Gerekçelere kısaca göz atalım. Marksın ilk bilimsel dayanağı insanın üretken kapasitesinin gelişiminin hiçbir sınırının olmayışıdır. Kendi gözlemlediği çağda bu üretkenliğin binlerce kat yükselişine şahit olmuş olmasının yanısıra, Marks teorik bir sınırın varolmadığını da farketmiştir. Bugünün elektronik ve sibernetik çağında bu sınırsızlığı hayal etmemiz elbette daha kolaydır. Marks ise kendi çağında telgrafı, demiryolunu, Süveyş kanalını, buharlı gemileri görmekte ve çok daha ötesini olanaklı bulmaktadır.

Marks ayrıca insanın çalışma zorunluluğunun sınırsızca azaltılabileceğini de görmektedir. Gerekli ve artı emek zamanı arasındaki oranın, yani artı değer oranının sürekli büyümekte olduğunu görmekte, kapitalizmin bu oranı çılgınca büyütmeye çalıştığını tespit etmektedir. Marks buradan yola çıkarak gözlerini açtığı şu dünyada ne yapacağı konusunda insanoğlunu özgür bırakma imkanı doğduğunu görmektedir.
Marks her ilerleme aşamasında toplumun bir emek gereksiniminin varolacağını kabul etmekte, ancak hiçbir zorlayıcı etmen olmaksızın bu gereksinimin karşılanacağına güvenmektedir.

Daha ötede gelişkin bir toplumun bambaşka ve gelişkin bir üretime sahip olması gibi, gelişkin bir üretimin de gelişkin insanlara gereksinimi olacağını savunmaktadır.Bu insanların ise üretmeye zorlanan değil, üretmeye kendisi için ihtiyaç duyan insanlar olacağını düşünmektedir.
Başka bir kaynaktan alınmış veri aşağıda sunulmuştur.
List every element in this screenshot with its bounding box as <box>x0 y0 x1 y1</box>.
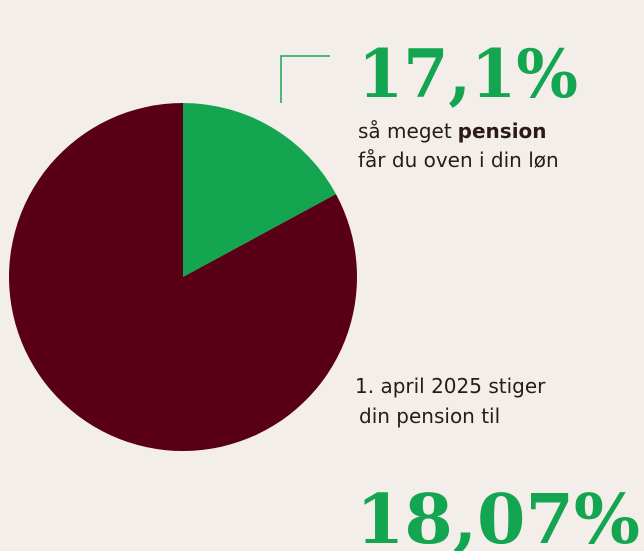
caption-line: så meget pension <box>358 119 547 143</box>
pie-slice <box>8 103 358 451</box>
highlight-value: 18,07% <box>356 480 640 551</box>
caption-text: får du oven i din løn <box>358 148 559 172</box>
caption-text: pension <box>458 119 547 143</box>
footnote-line: 1. april 2025 stiger <box>355 374 546 398</box>
caption-line: får du oven i din løn <box>358 148 559 172</box>
pie-slice <box>183 103 337 277</box>
footnote-line: din pension til <box>359 404 500 428</box>
caption-text: så meget <box>358 119 452 143</box>
slice-label: 17,1% <box>358 35 578 113</box>
leader-line <box>280 55 330 103</box>
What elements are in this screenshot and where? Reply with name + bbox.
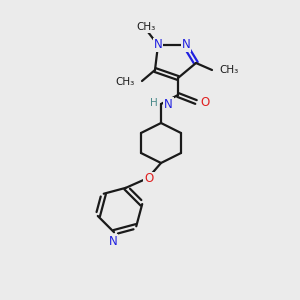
Text: O: O <box>144 172 154 185</box>
Text: N: N <box>164 98 173 110</box>
Text: CH₃: CH₃ <box>136 22 156 32</box>
Text: CH₃: CH₃ <box>219 65 238 75</box>
Text: N: N <box>109 235 117 248</box>
Text: N: N <box>154 38 162 52</box>
Text: CH₃: CH₃ <box>116 77 135 87</box>
Text: H: H <box>150 98 158 108</box>
Text: O: O <box>200 95 209 109</box>
Text: N: N <box>182 38 190 52</box>
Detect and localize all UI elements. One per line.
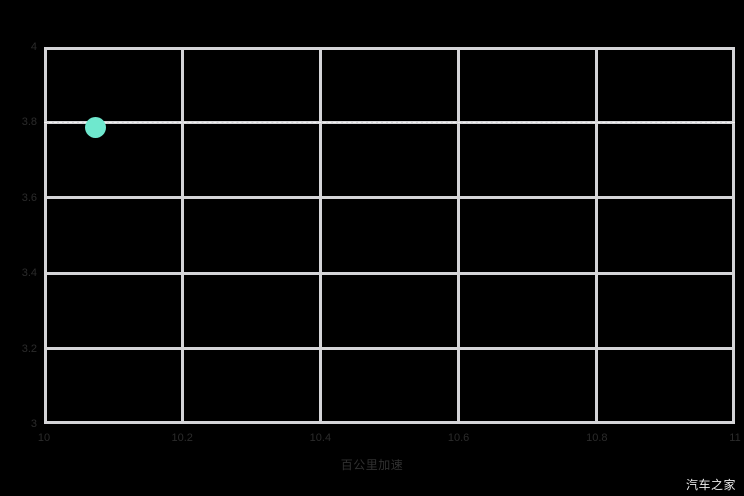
y-axis-tick-label: 3.2 [21, 342, 37, 355]
data-point[interactable] [84, 116, 106, 138]
x-axis-tick-label: 10.8 [586, 432, 608, 444]
x-axis-tick-label: 10.4 [309, 432, 332, 444]
gridline-vertical [595, 47, 599, 424]
plot-area [44, 47, 735, 424]
gridline-horizontal [44, 196, 735, 200]
y-axis-tick-label: 3.8 [21, 116, 37, 129]
y-axis-tick-label: 4 [30, 41, 37, 53]
gridline-vertical [318, 47, 322, 424]
gridline-vertical [732, 47, 735, 424]
watermark: 汽车之家 [685, 478, 736, 492]
x-axis-tick-label: 11 [729, 432, 741, 444]
y-axis-tick-label: 3.4 [21, 267, 37, 280]
x-axis-title: 百公里加速 [340, 458, 404, 472]
gridline-horizontal [44, 47, 735, 50]
gridline-horizontal [44, 421, 735, 424]
gridline-horizontal [44, 271, 735, 275]
x-axis-tick-label: 10.6 [447, 432, 470, 444]
y-axis-tick-label: 3.6 [21, 191, 37, 204]
gridline-vertical [457, 47, 461, 424]
reference-line [44, 122, 735, 124]
x-axis-tick-label: 10 [37, 432, 51, 444]
y-axis-tick-label: 3 [30, 418, 37, 430]
x-axis-tick-label: 10.2 [171, 432, 193, 444]
gridline-vertical [44, 47, 47, 424]
gridline-horizontal [44, 347, 735, 351]
gridline-vertical [180, 47, 184, 424]
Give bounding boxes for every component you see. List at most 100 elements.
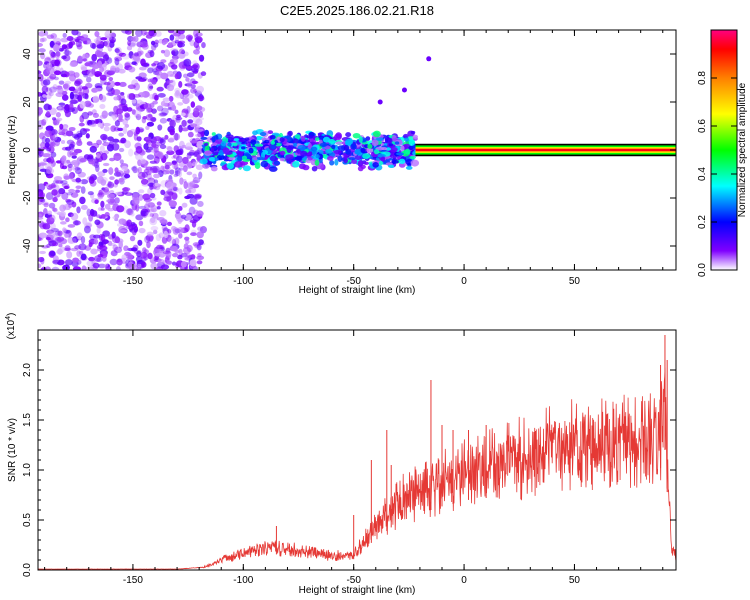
heatmap-cell xyxy=(145,234,154,242)
heatmap-cell xyxy=(161,107,169,116)
heatmap-cell xyxy=(125,191,130,196)
heatmap-cell xyxy=(181,89,189,95)
heatmap-cell xyxy=(75,177,82,183)
heatmap-cell xyxy=(154,39,159,45)
heatmap-cell xyxy=(360,147,366,154)
heatmap-cell xyxy=(126,130,134,138)
heatmap-cell xyxy=(196,243,202,251)
heatmap-cell xyxy=(151,63,157,67)
heatmap-cell xyxy=(114,179,119,185)
heatmap-cell xyxy=(52,259,61,265)
heatmap-cell xyxy=(149,165,158,174)
heatmap-cell xyxy=(302,164,310,171)
heatmap-cell xyxy=(225,134,234,139)
heatmap-cell xyxy=(151,79,157,85)
heatmap-cell xyxy=(61,94,69,101)
heatmap-cell xyxy=(242,165,251,172)
heatmap-cell xyxy=(171,104,177,111)
heatmap-cell xyxy=(40,52,46,60)
heatmap-cell xyxy=(64,103,70,112)
heatmap-cell xyxy=(100,37,108,41)
colorbar-tick-label: 0.8 xyxy=(697,71,708,85)
snr-y-tick-label: 1.5 xyxy=(22,413,33,427)
heatmap-cell xyxy=(109,258,118,266)
heatmap-cell xyxy=(81,34,89,39)
heatmap-cell xyxy=(174,109,179,115)
heatmap-cell xyxy=(256,156,265,161)
heatmap-cell xyxy=(72,266,82,270)
heatmap-cell xyxy=(57,248,63,255)
heatmap-cell xyxy=(66,36,74,42)
heatmap-cell xyxy=(97,253,104,258)
heatmap-cell xyxy=(38,91,41,97)
heatmap-cell xyxy=(90,210,98,217)
heatmap-cell xyxy=(156,244,163,250)
heatmap-cell xyxy=(88,242,93,248)
heatmap-cell xyxy=(343,144,350,152)
heatmap-cell xyxy=(61,191,69,200)
heatmap-cell xyxy=(85,266,94,270)
heatmap-cell xyxy=(92,234,101,239)
snr-x-tick-label: 50 xyxy=(569,575,581,586)
heatmap-cell xyxy=(178,124,183,133)
heatmap-cell xyxy=(95,214,102,218)
heatmap-cell xyxy=(146,154,155,160)
heatmap-cell xyxy=(52,196,58,203)
heatmap-cell xyxy=(76,140,83,147)
heatmap-cell xyxy=(100,213,106,219)
heatmap-cell xyxy=(149,85,154,89)
heatmap-cell xyxy=(131,197,140,206)
heatmap-cell xyxy=(178,206,183,211)
heatmap-cell xyxy=(111,113,118,119)
heatmap-cell xyxy=(52,84,58,90)
heatmap-cell xyxy=(182,165,188,173)
heatmap-cell xyxy=(102,122,111,127)
heatmap-cell xyxy=(131,61,137,66)
heatmap-cell xyxy=(80,235,86,244)
heatmap-cell xyxy=(177,42,186,48)
heatmap-cell xyxy=(166,84,175,92)
heatmap-cell xyxy=(117,127,124,132)
spectrogram-y-tick-label: 40 xyxy=(22,48,33,60)
heatmap-cell xyxy=(38,211,44,218)
heatmap-cell xyxy=(145,136,152,141)
heatmap-cell xyxy=(60,37,69,43)
heatmap-cell xyxy=(191,68,199,73)
heatmap-cell xyxy=(156,61,166,70)
heatmap-cell xyxy=(73,72,80,78)
heatmap-cell xyxy=(122,186,129,195)
spectrogram-y-tick-label: 0 xyxy=(22,147,33,153)
heatmap-cell xyxy=(44,129,53,138)
heatmap-cell xyxy=(74,245,82,250)
heatmap-cell xyxy=(306,135,315,139)
heatmap-cell xyxy=(197,226,204,232)
heatmap-cell xyxy=(43,208,48,216)
heatmap-cell xyxy=(122,126,128,135)
heatmap-cell xyxy=(292,160,300,168)
heatmap-cell xyxy=(354,155,362,161)
heatmap-cell xyxy=(84,62,91,67)
heatmap-cell xyxy=(90,42,96,49)
heatmap-cell xyxy=(327,155,334,161)
heatmap-cell xyxy=(182,89,190,98)
heatmap-cell xyxy=(138,220,144,227)
heatmap-cell xyxy=(69,150,74,156)
heatmap-cell xyxy=(398,158,406,164)
heatmap-cell xyxy=(114,236,121,244)
heatmap-cell xyxy=(39,162,47,166)
heatmap-cell xyxy=(254,162,261,169)
heatmap-cell xyxy=(197,117,205,121)
heatmap-cell xyxy=(123,245,129,252)
heatmap-cell xyxy=(68,103,74,111)
heatmap-cell xyxy=(46,148,52,152)
heatmap-cell xyxy=(143,168,150,174)
heatmap-cell xyxy=(287,130,293,137)
heatmap-cell xyxy=(166,150,175,156)
heatmap-cell xyxy=(146,121,155,127)
heatmap-cell xyxy=(250,139,257,145)
heatmap-cell xyxy=(171,160,178,164)
heatmap-cell xyxy=(167,188,173,197)
heatmap-cell xyxy=(196,37,202,44)
heatmap-cell xyxy=(137,166,142,174)
heatmap-cell xyxy=(78,250,84,255)
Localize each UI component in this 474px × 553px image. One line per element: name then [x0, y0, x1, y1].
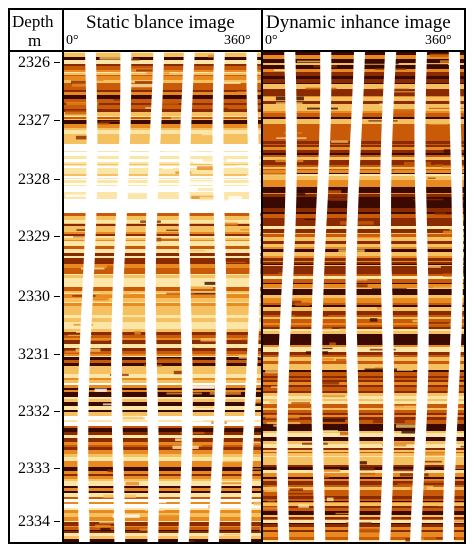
depth-title: Depth	[12, 12, 54, 31]
depth-tick	[54, 411, 60, 412]
depth-label-3231: 3231	[18, 346, 50, 363]
dynamic-image-title: Dynamic inhance image	[266, 12, 451, 33]
dynamic-image-raster	[263, 52, 464, 542]
depth-tick	[54, 236, 60, 237]
depth-label-2332: 2332	[18, 403, 50, 420]
static-image-panel	[64, 52, 261, 542]
depth-label-2329: 2329	[18, 228, 50, 245]
depth-label-2327: 2327	[18, 112, 50, 129]
depth-tick	[54, 468, 60, 469]
dynamic-image-panel	[263, 52, 464, 542]
depth-tick	[54, 354, 60, 355]
depth-tick	[54, 521, 60, 522]
depth-label-2328: 2328	[18, 171, 50, 188]
depth-label-2334: 2334	[18, 513, 50, 530]
static-image-title: Static blance image	[86, 12, 235, 33]
static-image-raster	[64, 52, 261, 542]
depth-unit: m	[28, 31, 42, 50]
static-angle-end: 360°	[224, 33, 251, 48]
depth-label-2330: 2330	[18, 288, 50, 305]
dynamic-angle-start: 0°	[265, 33, 278, 48]
depth-header-divider	[8, 50, 64, 52]
dynamic-angle-end: 360°	[425, 33, 452, 48]
depth-tick	[54, 179, 60, 180]
depth-label-2333: 2333	[18, 460, 50, 477]
depth-tick	[54, 62, 60, 63]
dynamic-image-frame	[261, 8, 466, 544]
depth-tick	[54, 120, 60, 121]
depth-tick	[54, 296, 60, 297]
static-angle-start: 0°	[66, 33, 79, 48]
image-header-divider	[62, 50, 466, 52]
depth-label-2326: 2326	[18, 54, 50, 71]
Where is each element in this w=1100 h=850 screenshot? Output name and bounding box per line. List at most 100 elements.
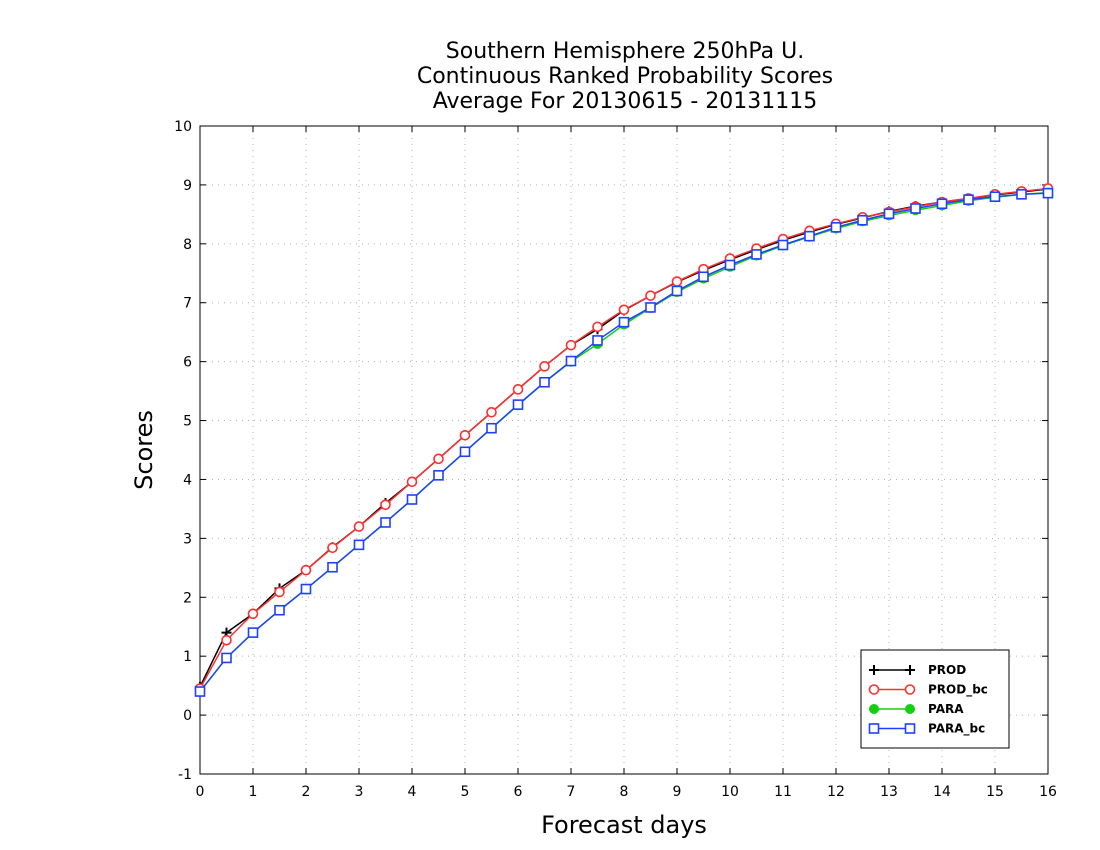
data-point: [512, 384, 524, 395]
x-tick-label: 13: [880, 784, 898, 800]
x-tick-label: 1: [249, 784, 258, 800]
x-tick-label: 7: [567, 784, 576, 800]
data-point: [645, 290, 656, 301]
data-point: [698, 271, 709, 283]
data-point: [645, 302, 656, 313]
legend-label: PARA: [928, 702, 964, 716]
data-point: [857, 214, 868, 226]
data-point: [883, 208, 895, 220]
data-point: [539, 361, 550, 372]
x-tick-label: 2: [302, 784, 311, 800]
data-point: [459, 446, 471, 458]
x-tick-label: 9: [673, 784, 682, 800]
data-point: [671, 276, 683, 287]
data-point: [592, 335, 603, 346]
y-tick-label: 5: [183, 414, 192, 430]
data-point: [380, 517, 391, 528]
data-point: [539, 376, 550, 388]
data-point: [1016, 189, 1027, 200]
data-point: [380, 499, 391, 511]
x-tick-label: 3: [355, 784, 364, 800]
x-tick-label: 0: [196, 784, 205, 800]
data-point: [221, 652, 232, 664]
data-point: [353, 539, 365, 551]
y-tick-label: 0: [183, 708, 192, 724]
legend-label: PROD_bc: [928, 683, 988, 698]
x-tick-label: 10: [721, 784, 739, 800]
x-tick-label: 16: [1039, 784, 1057, 800]
legend-marker-end: [905, 704, 915, 714]
y-tick-label: 2: [183, 590, 192, 606]
data-point: [989, 191, 1001, 202]
x-tick-label: 12: [827, 784, 845, 800]
data-point: [512, 399, 524, 410]
data-point: [406, 494, 418, 505]
data-point: [804, 230, 815, 242]
data-point: [274, 604, 285, 616]
data-point: [486, 406, 497, 418]
data-point: [963, 194, 974, 205]
legend-label: PROD: [928, 663, 966, 677]
data-point: [459, 429, 471, 441]
y-axis-label: Scores: [130, 410, 158, 490]
legend-marker-end: [905, 665, 915, 675]
data-point: [327, 561, 338, 573]
data-point: [247, 627, 259, 638]
data-point: [353, 521, 365, 532]
data-point: [618, 304, 630, 316]
data-point: [751, 249, 762, 260]
series-line: [199, 191, 1049, 692]
series-para-bc: [194, 187, 1054, 697]
data-point: [221, 634, 232, 646]
x-tick-label: 15: [986, 784, 1004, 800]
title-line-2: Continuous Ranked Probability Scores: [417, 64, 833, 89]
data-point: [327, 542, 338, 554]
y-tick-label: 6: [183, 355, 192, 371]
legend-item: PROD_bc: [868, 683, 988, 698]
legend-marker-start: [869, 704, 879, 714]
y-tick-label: 4: [183, 472, 192, 488]
legend-box: [860, 649, 1010, 749]
data-point: [406, 476, 418, 488]
legend-label: PARA_bc: [928, 722, 985, 737]
y-tick-label: 10: [174, 119, 192, 135]
legend-item: PROD: [869, 663, 966, 677]
data-point: [618, 316, 630, 328]
data-point: [671, 285, 683, 297]
x-tick-label: 8: [620, 784, 629, 800]
x-tick-label: 5: [461, 784, 470, 800]
data-point: [830, 222, 842, 233]
x-axis-label: Forecast days: [541, 811, 707, 839]
legend-marker-end: [904, 723, 916, 734]
legend-item: PARA_bc: [868, 722, 985, 737]
data-point: [486, 422, 497, 434]
y-tick-label: 8: [183, 237, 192, 253]
data-point: [910, 203, 921, 214]
title-line-1: Southern Hemisphere 250hPa U.: [446, 39, 804, 64]
x-tick-label: 4: [408, 784, 417, 800]
y-tick-label: 7: [183, 296, 192, 312]
data-point: [1042, 187, 1054, 199]
title-line-3: Average For 20130615 - 20131115: [433, 89, 818, 114]
data-point: [247, 608, 259, 620]
series: [194, 183, 1054, 697]
data-point: [433, 453, 444, 465]
legend-marker-end: [904, 684, 916, 695]
x-tick-label: 11: [774, 784, 792, 800]
y-tick-label: -1: [178, 767, 192, 783]
data-point: [724, 259, 736, 271]
data-point: [592, 321, 603, 333]
data-point: [300, 583, 312, 595]
chart-title: Southern Hemisphere 250hPa U.Continuous …: [417, 39, 833, 114]
data-point: [300, 564, 312, 576]
data-point: [936, 198, 948, 210]
data-point: [274, 586, 285, 598]
y-tick-label: 9: [183, 178, 192, 194]
legend-item: PARA: [869, 702, 964, 716]
data-point: [194, 686, 206, 697]
data-point: [565, 339, 577, 351]
legend-marker-start: [868, 723, 880, 734]
legend-marker-start: [869, 665, 879, 675]
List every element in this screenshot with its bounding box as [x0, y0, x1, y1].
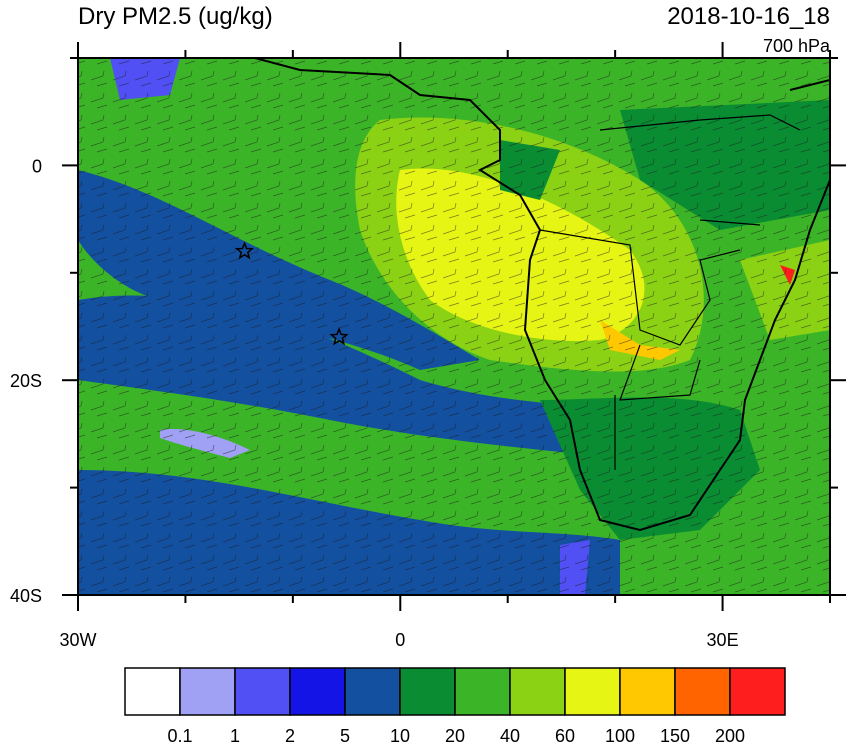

Marks aslında böyle bir geleceği kurmak gerektiğini hiç bir şekilde söylememektedir.

Sadece kapitalizmin insanlığı böyle bir geleceğe doğru sürüklemekte olduğunu söylemektedir. Marks bu kaçınılmaz ve güzel geleceğe evet demektedir.
Pek iyi bildiğimiz gibi kapitalizmin böyle tanımlı bir amacı yoktur. O sadece doğanın kör güçleri gibi bilmeksizin insanlığı komünist bir geleceğe doğru itmektedir. Kapital serbest piyasayı çözümlemenin yanısıra geleceğe ilerlenen bu yolda insanlığın nasıl bir pusulasız gemide yol aldığını da göstermektedir. Varılacak deniz artık bilinmektedir. Ancak yolda çarpılacak çok kaya vardır. Dosdoğru hedefe gitmek yerine sürekli bir çember çizmek mümkündür. Marks’ın sosyalizm önerisi ise yolculuğu kısaltmak anlamına gelmektedir ve gayet basittir.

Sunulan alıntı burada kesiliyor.